How loss.backward work in given situation?

sonu_patidar · April 5, 2019, 4:21pm

Suppose we have following system:
pytorch

We keep the weights of both the models constant and find out gradient of combined loss with respect to input X.
Now, how the gradient will be calculated for X, given that we have two routes to reach X?

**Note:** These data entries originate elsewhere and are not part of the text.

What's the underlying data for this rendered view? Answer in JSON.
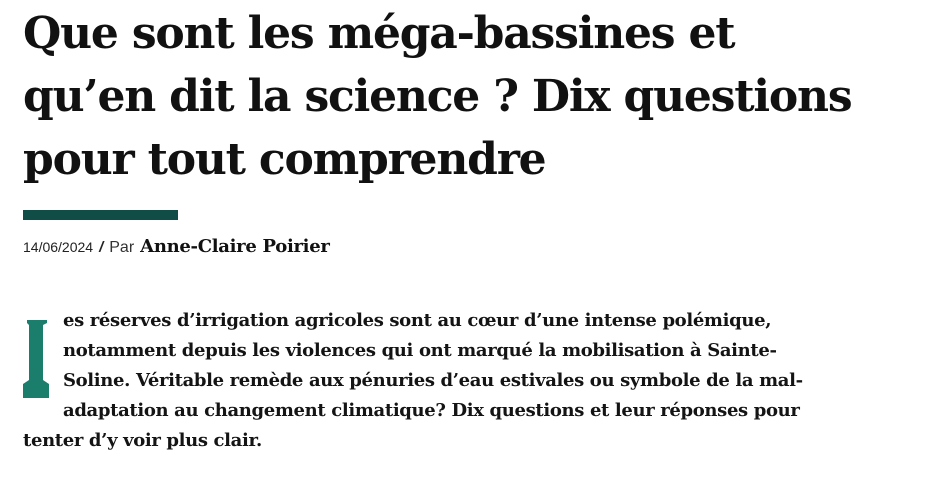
{
  "article": {
    "title_lines": [
      "Que sont les méga-bassines et",
      "qu’en dit la science ? Dix questions",
      "pour tout comprendre"
    ],
    "byline": {
      "date": "14/06/2024",
      "separator": "/",
      "prefix": "Par",
      "author": "Anne-Claire Poirier"
    },
    "intro": {
      "drop_cap": "L",
      "lines": [
        "es réserves d’irrigation agricoles sont au cœur d’une intense polémique,",
        "notamment depuis les violences qui ont marqué la mobilisation à Sainte-",
        "Soline. Véritable remède aux pénuries d’eau estivales ou symbole de la mal-",
        "adaptation au changement climatique? Dix questions et leur réponses pour",
        "tenter d’y voir plus clair."
      ]
    },
    "accent_color": "#0f4d46",
    "drop_cap_color": "#1b7d6c"
  }
}
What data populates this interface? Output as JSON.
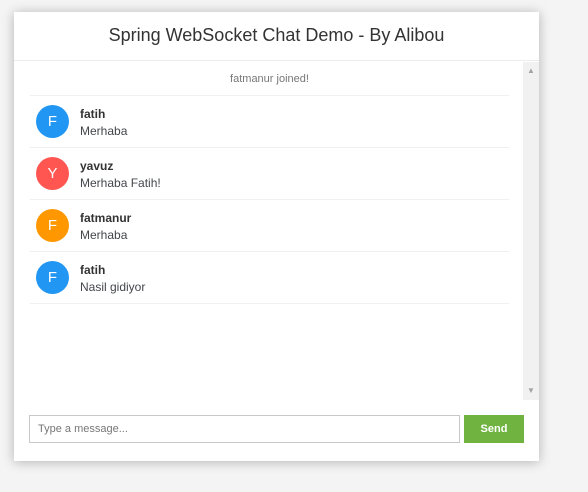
{
  "header": {
    "title": "Spring WebSocket Chat Demo - By Alibou"
  },
  "messages": {
    "event": "fatmanur joined!",
    "items": [
      {
        "avatar_letter": "F",
        "sender": "fatih",
        "text": "Merhaba",
        "avatar_color": "#2196f3"
      },
      {
        "avatar_letter": "Y",
        "sender": "yavuz",
        "text": "Merhaba Fatih!",
        "avatar_color": "#ff5652"
      },
      {
        "avatar_letter": "F",
        "sender": "fatmanur",
        "text": "Merhaba",
        "avatar_color": "#ff9800"
      },
      {
        "avatar_letter": "F",
        "sender": "fatih",
        "text": "Nasil gidiyor",
        "avatar_color": "#2196f3"
      }
    ]
  },
  "scrollbar": {
    "up_icon": "triangle-up",
    "down_icon": "triangle-down"
  },
  "form": {
    "input_placeholder": "Type a message...",
    "input_value": "",
    "send_label": "Send"
  },
  "colors": {
    "send_button": "#71b340",
    "page_background": "#f4f4f4"
  }
}
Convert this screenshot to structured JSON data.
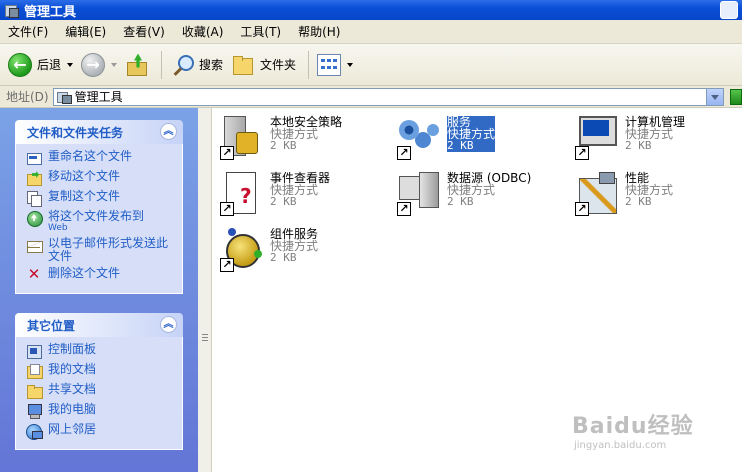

jmaronas · April 5, 2019, 4:26pm

If your loss is L=L1+L2 then the gradients at the input will sum. Consider:

L1=f1(x)
L2=f2(x)

L=f1(x)+f2(x)

The derivative w.r.t x will be the derivative through f1 + the derivative through f2. This is because the derivative of a sum is the sum of the derivatives. If your combined loss is:

L=f1(x)*f2(x)

Then apply the chain rule and you will obtain something similar. And so on.

Hope it helps!

sonu_patidar · April 5, 2019, 4:53pm

So, when combined loss = loss1 + loss2, it is similar to something like following:

optimizer.zero_grad()
loss1.backward(retain_graph=True)
loss2.backward()

optimizer.step()

Am I right?

justusschock · April 5, 2019, 5:29pm

Yes it is! But I’d recommend you to stick to the first way, because retain_graph can easily lead to errors due to memory consumption etc.

jmaronas · April 5, 2019, 6:40pm

exactly, you save memory if you do it directly instead of calling backward two times.